You Inherited the Culture. Now What?
A direct report of mine asked an interesting question recently. Not to me, but to his chat.
He asked, “Why is it hard to leave an abusive relationship, and how does that compare to work?”
Then he shared the response.
It was clinical. Accurate. Uncomfortable. And it mapped almost perfectly to the culture he has experienced inside this organization, long before I arrived.
One line stuck with me.
When someone becomes the gatekeeper of your value, your confidence, and your next opportunity, leaving does not feel like a choice. It feels like a risk.
I read it and had two reactions at the exact same time.
First, that is not how I lead.
Second, I have not protected him from it either.
That is the part no one prepares you for when you step into leadership.
Sometimes you inherit a system you would never build yourself. We talk a lot about building culture, but not enough about inheriting one that is already in motion. The kind where expectations shift depending on who is asking, feedback is inconsistent or unclear, visibility is controlled instead of shared, and people quietly question their own performance more than they should.
You walk in wanting to lead well and then realize the environment does not fully support that.
Trying to shield your team from everything sounds noble, but it does not work. It turns you into the buffer for a broken system. Instead of the culture being addressed, everything just gets filtered through you. It is exhausting and it does not actually fix the problem.
What you can do is lead differently, on purpose.
You create a pocket of consistency inside inconsistency. On your team, expectations do not move based on mood or politics. Feedback is clear, even when it is hard. Wins are visible beyond you because you do not hoard credit. People know where they stand without guessing.
You do not have to announce it. You just operate that way. Over time, people feel the difference.

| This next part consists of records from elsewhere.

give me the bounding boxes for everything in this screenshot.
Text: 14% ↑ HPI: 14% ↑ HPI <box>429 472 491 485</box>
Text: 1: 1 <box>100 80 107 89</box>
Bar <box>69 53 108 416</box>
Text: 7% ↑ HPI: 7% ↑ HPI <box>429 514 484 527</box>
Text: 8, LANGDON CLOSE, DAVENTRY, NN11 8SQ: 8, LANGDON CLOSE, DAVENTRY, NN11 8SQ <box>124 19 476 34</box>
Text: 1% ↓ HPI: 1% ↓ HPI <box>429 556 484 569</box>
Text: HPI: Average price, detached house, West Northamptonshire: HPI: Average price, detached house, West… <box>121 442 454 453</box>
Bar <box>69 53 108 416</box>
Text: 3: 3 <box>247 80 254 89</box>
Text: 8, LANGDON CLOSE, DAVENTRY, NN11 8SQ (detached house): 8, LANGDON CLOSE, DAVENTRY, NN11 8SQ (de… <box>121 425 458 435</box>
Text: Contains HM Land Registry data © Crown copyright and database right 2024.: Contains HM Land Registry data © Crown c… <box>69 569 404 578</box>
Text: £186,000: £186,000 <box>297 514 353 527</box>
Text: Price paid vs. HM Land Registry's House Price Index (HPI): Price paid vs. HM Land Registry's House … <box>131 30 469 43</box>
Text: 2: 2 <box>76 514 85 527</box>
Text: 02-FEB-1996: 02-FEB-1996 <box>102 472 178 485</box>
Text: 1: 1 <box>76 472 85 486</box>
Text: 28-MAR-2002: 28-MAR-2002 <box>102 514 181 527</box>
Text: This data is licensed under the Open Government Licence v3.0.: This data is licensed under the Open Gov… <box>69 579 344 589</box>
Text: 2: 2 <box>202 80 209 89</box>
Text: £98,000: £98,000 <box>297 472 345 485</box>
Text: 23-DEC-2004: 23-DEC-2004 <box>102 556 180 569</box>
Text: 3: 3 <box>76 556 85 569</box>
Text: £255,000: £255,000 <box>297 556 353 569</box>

You also say the quiet part out loud, carefully and honestly.
“I see some of what you are describing. You are not imagining it. My job is to help you succeed within it or decide when it is no longer worth it.”
That kind of honesty restores trust in a way that silence never will.
Then you give people something most toxic environments take away, which is agency.
You ask what they want their next year to look like. You ask what skills or visibility they need, regardless of the environment. You ask at what point they would decide it is no longer worth it.
Because leadership is not just about keeping people. Sometimes it is about helping them make clear, informed decisions, even if that decision is not to stay.
What I have learned, and am still learning, is that you cannot always control the culture you inherit. But you are responsible for the experience people have under your leadership.
And that comes down to consistency. Not perfection. Not politics. Consistency.
Because the moment someone starts doubting their own performance more than they should, something is broken.
And whether you built that system or not, how you lead inside it matters.
Culture doesn’t change in all-hands meetings. It changes in how leaders show up every day.